AL KHOR, Qatar — Harry Kane held his head in his hands, as if he was replaying the moment over and over again in his mind. England’s captain, the most prolific goal-scorer in its history, had been given a chance to rescue its World Cup campaign, and he had blown it, cruelly and spectacularly. All he wanted, in that moment, was to have his time again. He would not, in the end, be the only one.

There will, in the days to come, be plenty of recrimination as England picks over the bones of its exit. It will be of scant solace to Kane that he will certainly not be the only focus of the criticism; he may not even be the primary one. That honor, most likely, will fall to Wilton Sampaio, the Brazilian referee.

Mostly, though, there will be regret. France might have come into this game as a slight favorite, but the reigning champion was outplayed for vast stretches of the game, particularly after Aurélien Tchouámeni had given Didier Deschamps’s team an early lead with a shot from distance. After that France sat back, rested on its laurels, rode its luck.

That goal, at least in the English telling, was the first injustice. Replays seemed to suggest there had been a foul on Bukayo Saka at the very start of the move that led to Tchouámeni’s goal. A few minutes later, Harry Kane might have won a penalty, and certainly should have been awarded a free kick. England got neither.

That wrong, at least, would be righted early in the second half, with Kane converting from the spot after Tchouámeni had tripped Saka. It was no less than Southgate’s team deserved; having taken the lead, France slowly lost both urgency and impetus, finding it increasingly difficult to handle the brightness of Saka and Phil Foden.

France’s Olivier Giroud after he scored his team’s second goal to go ahead of England, 2-1.Credit…Gabriel Bouys/Agence France-Presse — Getty Images

At that point, the wind seemed to be at England’s backs. France’s vaunted attacking line, spearheaded by Mbappé, had been peripheral to the game; the reigning champion was being overwhelmed in midfield. Deschamps seemed curiously reluctant to try to wrestle back control.

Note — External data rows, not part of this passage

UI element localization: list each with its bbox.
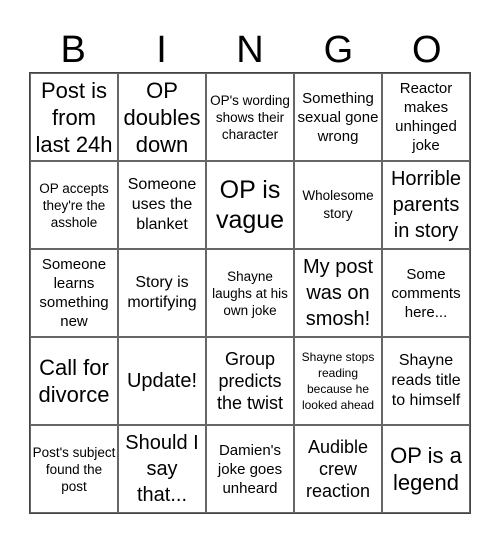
cell-text: Story is mortifying <box>127 274 197 311</box>
bingo-title: B I N G O <box>29 28 471 72</box>
bingo-cell[interactable]: Shayne laughs at his own joke <box>206 249 294 337</box>
cell-text: Call for divorce <box>38 355 110 407</box>
bingo-cell[interactable]: Horrible parents in story <box>382 161 470 249</box>
cell-text: Shayne laughs at his own joke <box>212 268 288 318</box>
bingo-cell[interactable]: OP doubles down <box>118 73 206 161</box>
bingo-cell[interactable]: Shayne reads title to himself <box>382 337 470 425</box>
bingo-cell[interactable]: Group predicts the twist <box>206 337 294 425</box>
bingo-cell[interactable]: Call for divorce <box>30 337 118 425</box>
bingo-cell[interactable]: Post is from last 24h <box>30 73 118 161</box>
cell-text: Group predicts the twist <box>216 349 284 413</box>
bingo-cell[interactable]: Reactor makes unhinged joke <box>382 73 470 161</box>
bingo-cell[interactable]: OP's wording shows their character <box>206 73 294 161</box>
cell-text: OP accepts they're the asshole <box>39 180 109 230</box>
bingo-cell[interactable]: Someone uses the blanket <box>118 161 206 249</box>
cell-text: Post is from last 24h <box>35 77 113 157</box>
bingo-cell[interactable]: Someone learns something new <box>30 249 118 337</box>
cell-text: Something sexual gone wrong <box>297 89 379 145</box>
cell-text: Wholesome story <box>302 188 374 221</box>
bingo-card: Post is from last 24h OP doubles down OP… <box>29 72 471 514</box>
title-letter-o: O <box>411 29 442 71</box>
bingo-cell[interactable]: Post's subject found the post <box>30 425 118 513</box>
cell-text: Should I say that... <box>125 432 199 506</box>
bingo-cell[interactable]: OP is a legend <box>382 425 470 513</box>
cell-text: OP's wording shows their character <box>210 92 290 142</box>
bingo-cell[interactable]: Update! <box>118 337 206 425</box>
bingo-cell[interactable]: Audible crew reaction <box>294 425 382 513</box>
bingo-cell[interactable]: Something sexual gone wrong <box>294 73 382 161</box>
cell-text: Someone learns something new <box>39 256 109 330</box>
cell-text: Update! <box>126 370 198 392</box>
title-letter-n: N <box>236 29 264 71</box>
cell-text: Damien's joke goes unheard <box>217 441 283 497</box>
bingo-cell[interactable]: OP is vague <box>206 161 294 249</box>
title-letter-b: B <box>60 29 86 71</box>
cell-text: My post was on smosh! <box>302 256 374 330</box>
cell-text: Post's subject found the post <box>32 444 116 494</box>
cell-text: Shayne stops reading because he looked a… <box>301 350 375 412</box>
cell-text: OP is vague <box>215 176 285 234</box>
cell-text: Reactor makes unhinged joke <box>395 80 457 154</box>
bingo-cell[interactable]: Should I say that... <box>118 425 206 513</box>
cell-text: Some comments here... <box>391 265 461 321</box>
bingo-cell[interactable]: OP accepts they're the asshole <box>30 161 118 249</box>
bingo-cell[interactable]: Story is mortifying <box>118 249 206 337</box>
bingo-cell[interactable]: My post was on smosh! <box>294 249 382 337</box>
cell-text: Someone uses the blanket <box>127 176 197 233</box>
bingo-cell[interactable]: Damien's joke goes unheard <box>206 425 294 513</box>
cell-text: Audible crew reaction <box>305 437 371 501</box>
cell-text: OP doubles down <box>123 77 201 157</box>
title-letter-i: I <box>156 29 167 71</box>
bingo-cell[interactable]: Wholesome story <box>294 161 382 249</box>
cell-text: Shayne reads title to himself <box>391 352 461 409</box>
bingo-cell[interactable]: Some comments here... <box>382 249 470 337</box>
bingo-cell[interactable]: Shayne stops reading because he looked a… <box>294 337 382 425</box>
cell-text: OP is a legend <box>390 443 462 495</box>
title-letter-g: G <box>323 29 354 71</box>
cell-text: Horrible parents in story <box>390 168 462 242</box>
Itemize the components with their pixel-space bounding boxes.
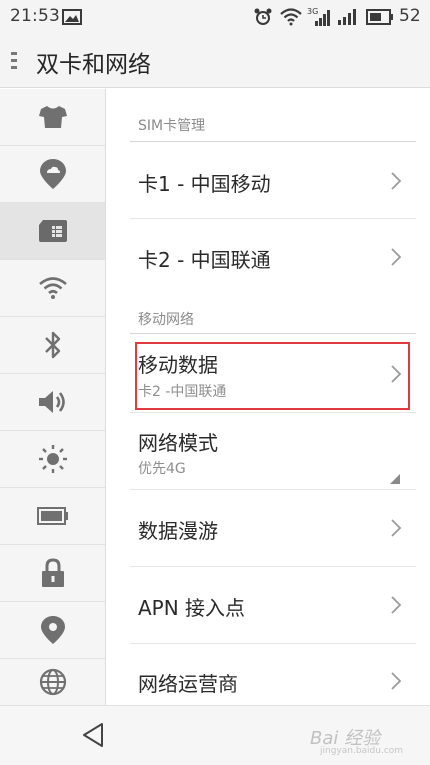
list-item-label: 网络模式 [138,431,218,455]
list-item-subtitle: 优先4G [138,461,186,477]
settings-content: SIM卡管理 卡1 - 中国移动 卡2 - 中国联通 移动网络 移动数据 卡2 … [106,89,430,705]
list-item-label: 卡1 - 中国移动 [138,172,271,196]
chevron-right-icon [390,595,402,619]
chevron-right-icon [390,671,402,695]
status-time: 21:53 [10,6,60,26]
watermark: Bai 经验 jingyan.baidu.com [310,724,425,760]
wifi-icon [38,276,68,300]
signal-4g-icon: 3G [307,6,331,32]
svg-text:3G: 3G [307,7,318,16]
dropdown-corner-icon [390,469,400,488]
watermark-url: jingyan.baidu.com [320,746,404,756]
section-header-sim: SIM卡管理 [138,118,206,134]
wifi-icon [280,8,302,30]
list-item-apn[interactable]: APN 接入点 [130,567,416,643]
overflow-menu-icon[interactable] [11,50,17,76]
sidebar-item-bluetooth[interactable] [0,317,105,374]
section-header-mobile: 移动网络 [138,312,194,328]
back-triangle-icon[interactable] [81,722,105,752]
alarm-icon [253,7,273,31]
battery-level: 52 [399,6,421,26]
list-item-sim1[interactable]: 卡1 - 中国移动 [130,142,416,218]
brightness-icon [38,444,68,474]
sidebar-item-sim[interactable] [0,203,105,260]
sidebar-item-wifi[interactable] [0,260,105,317]
location-pin-icon [40,615,66,645]
list-item-sim2[interactable]: 卡2 - 中国联通 [130,219,416,295]
sidebar-item-location[interactable] [0,602,105,659]
sidebar-item-security[interactable] [0,545,105,602]
chevron-right-icon [390,518,402,542]
page-title: 双卡和网络 [36,52,151,78]
chevron-right-icon [390,247,402,271]
list-item-label: 卡2 - 中国联通 [138,248,271,272]
sim-card-icon [38,219,68,243]
sidebar-item-language[interactable] [0,659,105,705]
battery-icon [366,9,394,29]
list-item-label: 网络运营商 [138,672,238,696]
sidebar-item-cloud[interactable] [0,146,105,203]
title-bar: 双卡和网络 [0,34,430,88]
list-item-operator[interactable]: 网络运营商 [130,644,416,705]
settings-screen: 21:53 3G 52 双卡和网络 SIM卡管理 卡1 - 中国移动 卡2 - … [0,0,430,765]
tshirt-icon [38,104,68,130]
sidebar-item-sound[interactable] [0,374,105,431]
navigation-bar: Bai 经验 jingyan.baidu.com [0,705,430,765]
signal-icon [337,8,359,30]
lock-icon [41,558,65,588]
sidebar-item-personalize[interactable] [0,89,105,146]
sidebar-item-battery[interactable] [0,488,105,545]
bluetooth-icon [43,330,63,360]
settings-sidebar [0,89,106,705]
cloud-location-icon [39,158,67,190]
list-item-network-mode[interactable]: 网络模式 优先4G [130,413,416,489]
list-item-label: APN 接入点 [138,596,246,620]
chevron-right-icon [390,171,402,195]
globe-icon [39,668,67,696]
status-bar: 21:53 3G 52 [0,0,430,34]
sidebar-item-display[interactable] [0,431,105,488]
image-icon [62,9,82,29]
list-item-roaming[interactable]: 数据漫游 [130,490,416,566]
volume-icon [38,389,68,415]
list-item-label: 数据漫游 [138,519,218,543]
battery-icon [36,507,69,525]
highlight-annotation-box [135,342,410,410]
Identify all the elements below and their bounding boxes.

Naturally, then, France regained the lead when Giroud steered a fierce, whipped cross from Antoine Griezmann past a despairing Jordan Pickford. Within little more than a minute, it seemed to have thrown its advantage away again, Theo Hernández shoving Mason Mount to the floor in the penalty area and Sampaio, the referee, awarding a second penalty after consulting a replay.

Kane, once again, stepped up against Hugo Lloris, his teammate at Tottenham Hotspur. The psychological complexity of that particular dynamic may have played a role in what happened next: Kane ballooning the ball over the bar, Lloris punching the air, and France edging one step closer to becoming the first team in more than half a century to retain the World Cup.